Les possibilités de recrutement offertes depuis 2010 tant pour les secrétaires de documentation que pour les chargés d’études documentaires n’ont pas permis de répondre aux besoins de l’ensemble du réseau des archives publiques. Dès lors la gestion de la pénurie oblige le ministère à arbitrer tantôt au détriment des Archives départementales, tantôt au détriment des 3 SCN ou encore au détriment des autres services du réseau des archives. À quand une politique de recrutement à la hauteur des ambitions et des enjeux, qui ne lésera aucun des acteurs du réseau ?
Les lauréats du concours CHED attendus à l’automne (28 sur la liste principale et 56 sur la liste complémentaire pour le réseau des archives) ne suffiront pas à renforcer ni à stabiliser sur le long terme les effectifs. Par exemple les 15 postes prévus pour les SCN sont inférieurs aux 20 postes vacants actuellement. Dans le même temps, les services territoriaux sont régulièrement contraints de voir des postes État disparaître.
À cela s’ajoutent des difficultés générées par l’organisation des concours de la filière de documentation. L’intervalle qui s’écoule entre deux sessions peut aller jusqu’à 6 ou 7 ans. En l’absence de tuilage entre le calendrier des concours de CHED et de SECDOC, l’ascenseur social que ces concours pourraient représenter ne fonctionne pas. Enfin, contrairement aux concours de la filière culturelle territoriale, les options choisies par les candidats (documentation, archives, régie d’œuvre) ne sont pas prises en compte lors des nominations des lauréats sur poste. Les postes d’archivistes sont rarement pourvus par des archivistes de formation qui paradoxalement/malheureusement connaissent peu cette filière de recrutement. Dès lors, il est difficile à moyen terme de retenir dans les services d’archives des agents qui aspirent à exercer dans d’autres institutions patrimoniales. La reconnaissance des archivistes passe aussi par celle des spécificités d’un métier à part entière, ainsi que par l’adéquation entre formation, statut et fonction.
Les Archives nationales en ont fait l’amère expérience lors des derniers concours de la filière documentation. Sur la petite trentaine de nouveaux arrivants (16 CHED, 10 SECDOC) affectés en 2012 à la faveur de l’ouverture du site de Pierrefitte-sur-Seine, seuls 10 sont encore présents 5 ans après.
L’Association des archivistes français a par ailleurs déjà eu l’occasion d’attirer l’attention sur la situation des conservateurs, en particulier de ceux qui sont mis à disposition par l’État en collectivité [1]. Dans les archives, c’est donc l’ensemble des corps scientifiques du ministère de la Culture qui sont aujourd’hui fragilisés.

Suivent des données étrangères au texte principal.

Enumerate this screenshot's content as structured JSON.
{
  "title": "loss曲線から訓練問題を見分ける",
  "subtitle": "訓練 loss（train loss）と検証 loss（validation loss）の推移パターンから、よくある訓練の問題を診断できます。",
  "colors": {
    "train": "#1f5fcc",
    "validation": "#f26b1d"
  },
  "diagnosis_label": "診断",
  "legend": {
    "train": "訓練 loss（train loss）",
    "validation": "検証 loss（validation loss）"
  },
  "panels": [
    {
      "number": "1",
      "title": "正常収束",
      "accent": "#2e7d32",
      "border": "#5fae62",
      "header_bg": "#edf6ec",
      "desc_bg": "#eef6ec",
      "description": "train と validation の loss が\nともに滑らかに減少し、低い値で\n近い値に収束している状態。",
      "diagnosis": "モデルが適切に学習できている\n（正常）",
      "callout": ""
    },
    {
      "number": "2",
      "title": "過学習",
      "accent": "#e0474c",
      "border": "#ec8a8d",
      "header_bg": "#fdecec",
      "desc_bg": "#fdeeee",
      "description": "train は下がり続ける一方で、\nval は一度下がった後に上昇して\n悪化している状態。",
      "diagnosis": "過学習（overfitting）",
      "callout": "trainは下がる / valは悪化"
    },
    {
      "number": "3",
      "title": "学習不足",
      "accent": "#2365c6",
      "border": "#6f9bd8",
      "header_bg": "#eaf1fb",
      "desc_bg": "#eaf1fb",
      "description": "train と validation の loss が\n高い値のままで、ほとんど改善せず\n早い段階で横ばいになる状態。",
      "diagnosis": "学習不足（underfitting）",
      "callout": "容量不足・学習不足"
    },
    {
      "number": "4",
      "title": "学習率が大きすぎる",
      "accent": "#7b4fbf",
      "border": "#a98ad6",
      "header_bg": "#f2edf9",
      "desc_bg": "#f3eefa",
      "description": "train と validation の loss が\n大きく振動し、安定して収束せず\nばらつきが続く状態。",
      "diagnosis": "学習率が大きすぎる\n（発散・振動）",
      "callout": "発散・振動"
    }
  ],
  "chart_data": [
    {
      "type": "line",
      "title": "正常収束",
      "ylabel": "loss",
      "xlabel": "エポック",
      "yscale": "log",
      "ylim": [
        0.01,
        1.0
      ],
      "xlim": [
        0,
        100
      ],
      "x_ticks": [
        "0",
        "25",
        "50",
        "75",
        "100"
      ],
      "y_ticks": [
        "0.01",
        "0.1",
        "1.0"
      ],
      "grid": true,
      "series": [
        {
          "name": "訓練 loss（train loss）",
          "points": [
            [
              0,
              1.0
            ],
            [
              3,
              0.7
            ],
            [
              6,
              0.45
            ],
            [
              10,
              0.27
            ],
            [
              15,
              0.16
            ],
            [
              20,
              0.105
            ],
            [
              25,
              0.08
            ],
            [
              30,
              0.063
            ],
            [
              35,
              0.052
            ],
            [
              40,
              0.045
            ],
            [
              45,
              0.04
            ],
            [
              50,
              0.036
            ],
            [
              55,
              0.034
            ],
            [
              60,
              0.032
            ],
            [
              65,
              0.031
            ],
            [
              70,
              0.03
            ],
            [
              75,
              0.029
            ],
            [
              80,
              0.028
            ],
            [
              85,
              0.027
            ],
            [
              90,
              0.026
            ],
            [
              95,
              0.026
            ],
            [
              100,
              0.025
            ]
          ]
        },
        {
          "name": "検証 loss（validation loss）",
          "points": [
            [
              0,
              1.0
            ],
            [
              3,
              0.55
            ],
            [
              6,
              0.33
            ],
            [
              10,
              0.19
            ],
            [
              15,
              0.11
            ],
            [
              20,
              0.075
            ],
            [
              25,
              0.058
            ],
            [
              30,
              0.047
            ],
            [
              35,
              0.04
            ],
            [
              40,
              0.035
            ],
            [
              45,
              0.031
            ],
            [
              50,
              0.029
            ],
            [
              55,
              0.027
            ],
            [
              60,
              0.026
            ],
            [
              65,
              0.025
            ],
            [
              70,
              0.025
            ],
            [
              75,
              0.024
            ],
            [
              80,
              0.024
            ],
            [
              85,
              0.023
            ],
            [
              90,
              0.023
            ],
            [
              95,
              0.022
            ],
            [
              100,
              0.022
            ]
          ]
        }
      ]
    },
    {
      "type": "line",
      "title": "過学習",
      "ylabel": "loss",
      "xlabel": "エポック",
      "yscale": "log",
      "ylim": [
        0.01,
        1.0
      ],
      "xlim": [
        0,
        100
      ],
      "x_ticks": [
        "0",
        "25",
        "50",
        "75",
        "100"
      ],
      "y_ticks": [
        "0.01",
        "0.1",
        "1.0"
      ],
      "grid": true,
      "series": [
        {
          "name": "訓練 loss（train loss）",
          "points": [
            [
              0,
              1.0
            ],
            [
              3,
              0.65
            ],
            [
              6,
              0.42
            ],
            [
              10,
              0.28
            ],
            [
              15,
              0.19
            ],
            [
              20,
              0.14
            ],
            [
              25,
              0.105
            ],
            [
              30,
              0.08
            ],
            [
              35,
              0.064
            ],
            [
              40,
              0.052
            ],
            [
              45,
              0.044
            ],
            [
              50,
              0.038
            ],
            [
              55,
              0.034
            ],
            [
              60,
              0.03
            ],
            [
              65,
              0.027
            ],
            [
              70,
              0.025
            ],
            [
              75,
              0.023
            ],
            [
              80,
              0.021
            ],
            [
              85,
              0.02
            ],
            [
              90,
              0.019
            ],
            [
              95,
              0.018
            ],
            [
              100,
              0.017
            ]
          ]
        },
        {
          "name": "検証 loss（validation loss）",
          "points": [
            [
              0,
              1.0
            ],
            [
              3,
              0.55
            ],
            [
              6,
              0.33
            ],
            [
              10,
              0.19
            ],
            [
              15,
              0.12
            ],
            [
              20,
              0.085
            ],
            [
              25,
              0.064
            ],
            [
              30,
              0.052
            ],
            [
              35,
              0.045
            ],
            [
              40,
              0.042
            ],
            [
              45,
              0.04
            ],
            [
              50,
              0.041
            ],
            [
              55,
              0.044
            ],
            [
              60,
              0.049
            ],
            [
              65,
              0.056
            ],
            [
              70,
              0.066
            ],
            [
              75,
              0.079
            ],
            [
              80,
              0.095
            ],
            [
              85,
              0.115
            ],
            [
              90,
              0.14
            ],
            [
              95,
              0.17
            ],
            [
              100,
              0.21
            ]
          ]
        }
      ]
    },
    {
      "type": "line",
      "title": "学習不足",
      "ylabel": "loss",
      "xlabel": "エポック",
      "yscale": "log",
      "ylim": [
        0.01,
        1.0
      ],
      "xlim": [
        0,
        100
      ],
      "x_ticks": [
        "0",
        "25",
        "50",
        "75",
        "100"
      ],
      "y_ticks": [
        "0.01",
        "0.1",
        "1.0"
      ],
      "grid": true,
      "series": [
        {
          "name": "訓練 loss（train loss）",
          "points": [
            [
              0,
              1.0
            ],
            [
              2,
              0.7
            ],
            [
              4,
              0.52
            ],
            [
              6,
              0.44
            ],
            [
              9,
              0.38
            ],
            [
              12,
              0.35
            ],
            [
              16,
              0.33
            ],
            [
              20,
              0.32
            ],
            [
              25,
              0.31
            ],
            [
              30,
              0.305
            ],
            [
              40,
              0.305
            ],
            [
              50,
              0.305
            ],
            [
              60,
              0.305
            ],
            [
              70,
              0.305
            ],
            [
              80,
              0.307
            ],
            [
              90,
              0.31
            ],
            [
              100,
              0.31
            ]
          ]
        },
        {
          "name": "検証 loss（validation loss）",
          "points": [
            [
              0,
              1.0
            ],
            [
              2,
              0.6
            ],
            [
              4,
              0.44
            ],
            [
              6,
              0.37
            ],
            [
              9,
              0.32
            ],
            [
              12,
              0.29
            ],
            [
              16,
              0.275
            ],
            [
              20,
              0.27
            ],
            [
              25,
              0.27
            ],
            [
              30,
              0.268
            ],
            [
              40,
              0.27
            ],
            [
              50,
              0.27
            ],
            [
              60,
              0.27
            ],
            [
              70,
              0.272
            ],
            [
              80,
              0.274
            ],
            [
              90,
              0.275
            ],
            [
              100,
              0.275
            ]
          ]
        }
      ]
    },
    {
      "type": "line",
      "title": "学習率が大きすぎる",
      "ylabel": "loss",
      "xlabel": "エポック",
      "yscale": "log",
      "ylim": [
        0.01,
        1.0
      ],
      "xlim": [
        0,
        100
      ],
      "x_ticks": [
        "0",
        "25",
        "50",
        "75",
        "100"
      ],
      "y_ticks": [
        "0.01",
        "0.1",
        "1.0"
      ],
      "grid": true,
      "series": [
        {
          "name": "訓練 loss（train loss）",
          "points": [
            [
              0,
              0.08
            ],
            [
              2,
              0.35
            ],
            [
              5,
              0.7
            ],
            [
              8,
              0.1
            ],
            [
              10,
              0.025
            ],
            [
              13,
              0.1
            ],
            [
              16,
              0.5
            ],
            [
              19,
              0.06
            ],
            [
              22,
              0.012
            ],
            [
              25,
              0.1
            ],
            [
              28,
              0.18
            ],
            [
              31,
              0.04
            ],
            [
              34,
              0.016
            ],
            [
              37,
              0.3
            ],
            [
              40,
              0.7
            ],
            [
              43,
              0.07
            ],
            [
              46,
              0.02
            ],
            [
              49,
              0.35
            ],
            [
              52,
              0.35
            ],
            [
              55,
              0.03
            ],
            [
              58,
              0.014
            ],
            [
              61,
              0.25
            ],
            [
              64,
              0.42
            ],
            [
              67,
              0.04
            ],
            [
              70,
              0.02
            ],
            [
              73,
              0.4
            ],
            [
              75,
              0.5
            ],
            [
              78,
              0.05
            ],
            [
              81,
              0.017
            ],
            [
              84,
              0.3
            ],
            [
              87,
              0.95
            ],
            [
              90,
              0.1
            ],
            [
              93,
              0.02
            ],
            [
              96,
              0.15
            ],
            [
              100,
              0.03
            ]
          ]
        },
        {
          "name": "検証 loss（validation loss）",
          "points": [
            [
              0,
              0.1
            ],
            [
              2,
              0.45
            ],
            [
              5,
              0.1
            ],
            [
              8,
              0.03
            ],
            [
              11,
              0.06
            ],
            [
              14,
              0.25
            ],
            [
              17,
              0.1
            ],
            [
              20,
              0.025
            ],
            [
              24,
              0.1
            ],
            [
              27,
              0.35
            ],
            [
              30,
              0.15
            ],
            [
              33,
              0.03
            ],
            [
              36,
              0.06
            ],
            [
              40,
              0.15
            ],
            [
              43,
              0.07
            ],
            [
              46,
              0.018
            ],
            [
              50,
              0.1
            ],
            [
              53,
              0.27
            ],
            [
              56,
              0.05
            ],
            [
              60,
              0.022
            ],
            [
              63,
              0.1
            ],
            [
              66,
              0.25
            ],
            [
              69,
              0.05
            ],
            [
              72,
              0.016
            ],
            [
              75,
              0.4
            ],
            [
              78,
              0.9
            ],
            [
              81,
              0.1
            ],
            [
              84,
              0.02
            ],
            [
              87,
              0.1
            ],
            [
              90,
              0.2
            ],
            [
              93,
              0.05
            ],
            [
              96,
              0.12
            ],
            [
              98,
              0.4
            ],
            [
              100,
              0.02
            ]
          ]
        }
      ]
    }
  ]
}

L’Association des archivistes français réclame une politique ambitieuse de recrutement pour que le ministère de la Culture offre ainsi aux services d’archives les moyens de faire face sereinement à leur avenir et d’exercer pleinement leurs missions. Les archives ont trop longtemps vécu dans un contexte de restriction des effectifs, il est temps de leur donner un second souffle, à la mesure de leur ambition, alors même que de grands enjeux stratégiques, encore récemment identifiés par la Cour des comptes sont devant nous [2].